Mourinho regresa al Madrid

El entrenador portugués vuelve a la Liga después de 13 años y su gente cercana ha encontrado a un entrenador algo diferente al que fue el líder del conjunto blanco hace más de una década. En su primera etapa, el equipo vivió unos años ultracompetitivos ante el Barça de Guardiola, con guerras de guerrillas en el campo y fuera de él, y una tensión constante que terminó provocando su adiós. Ahora, el portugués vuelve con un vestuario al que todo el mundo mira con lupa, y admite que "veremos cuando lleguen los malos momentos, que llegarán". En una rueda de prensa, Mourinho contestó a preguntas y mostró talante, reflexión, pausa y ganas de hablar de todo. Muchos esperaban una versión similar a la de esos años, pero los que comparten día a día con él insisten en que ha cambiado: "Elige muy bien sus batallas". Y eso no significa que no las tenga. El 'nuevo' Mourinho que ha aparecido estos días por la ciudad deportiva está, insiste, "muy tranquilo". Menos interesado en la guerra permanente y obsesionado con devolver al Madrid la confianza que han mostrado en él. Mourinho ha vivido situaciones límite en sus últimos años, pero parece haber bajado revoluciones. En Valdebebas, todos esperan el momento en el que salga a defender al club cuando sea necesario, pero no se desgastará como en su primera etapa. Su relación con el presidente le otorga una posición de autoridad y hay una confianza construida que le permite sentirse respaldado desde el primer día.
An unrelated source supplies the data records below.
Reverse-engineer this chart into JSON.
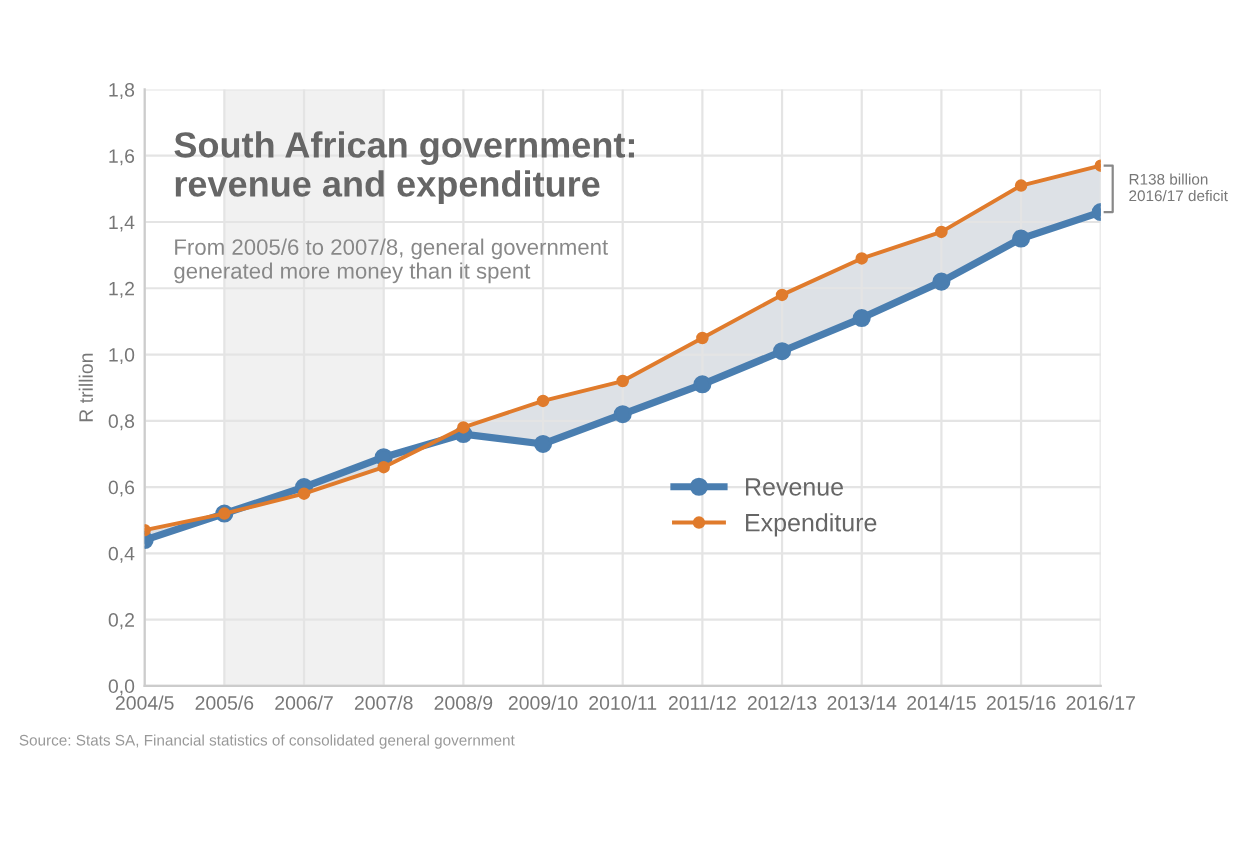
{
  "chart_data": {
    "type": "line",
    "title": "South African government:\nrevenue and expenditure",
    "subtitle": "From 2005/6 to 2007/8, general government\ngenerated more money than it spent",
    "ylabel": "R trillion",
    "categories": [
      "2004/5",
      "2005/6",
      "2006/7",
      "2007/8",
      "2008/9",
      "2009/10",
      "2010/11",
      "2011/12",
      "2012/13",
      "2013/14",
      "2014/15",
      "2015/16",
      "2016/17"
    ],
    "series": [
      {
        "name": "Revenue",
        "color": "#4a7eb0",
        "values": [
          0.44,
          0.52,
          0.6,
          0.69,
          0.76,
          0.73,
          0.82,
          0.91,
          1.01,
          1.11,
          1.22,
          1.35,
          1.43
        ]
      },
      {
        "name": "Expenditure",
        "color": "#e07b2c",
        "values": [
          0.47,
          0.52,
          0.58,
          0.66,
          0.78,
          0.86,
          0.92,
          1.05,
          1.18,
          1.29,
          1.37,
          1.51,
          1.57
        ],
        "lower": [
          0.44,
          0.52,
          0.6,
          0.69,
          0.76,
          0.73,
          0.82,
          0.91,
          1.01,
          1.11,
          1.22,
          1.35,
          1.43
        ],
        "upper": [
          0.47,
          0.52,
          0.58,
          0.66,
          0.78,
          0.86,
          0.92,
          1.05,
          1.18,
          1.29,
          1.37,
          1.51,
          1.57
        ]
      }
    ],
    "ylim": [
      0,
      1.8
    ],
    "yticks": [
      {
        "value": 0,
        "label": "0,0"
      },
      {
        "value": 0.2,
        "label": "0,2"
      },
      {
        "value": 0.4,
        "label": "0,4"
      },
      {
        "value": 0.6,
        "label": "0,6"
      },
      {
        "value": 0.8,
        "label": "0,8"
      },
      {
        "value": 1.0,
        "label": "1,0"
      },
      {
        "value": 1.2,
        "label": "1,2"
      },
      {
        "value": 1.4,
        "label": "1,4"
      },
      {
        "value": 1.6,
        "label": "1,6"
      },
      {
        "value": 1.8,
        "label": "1,8"
      }
    ],
    "bands": [
      {
        "axis": "x",
        "from": "2005/6",
        "to": "2007/8",
        "color": "#f1f1f1"
      }
    ],
    "annotations": [
      {
        "text": "R138 billion\n2016/17 deficit",
        "x": "2016/17",
        "y": 1.5
      },
      "Source: Stats SA, Financial statistics of consolidated general government"
    ],
    "grid": true,
    "legend": "center right",
    "marker": "circle",
    "line_style": "solid"
  }
}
El Madrid recupera así a Mourinho, pero no exactamente al Mourinho del que se separó en 2013. Tiene más kilómetros en los banquillos y una colección mayor de victorias, derrotas y cicatrices. Ya no parece necesitar demostrar permanentemente quién manda porque el vestuario sabe de sobra de dónde reside la autoridad de Valdebebas ahora mismo: "El compromiso es innegociable", advirtió. Un nuevo Madrid, un nuevo Mourinho.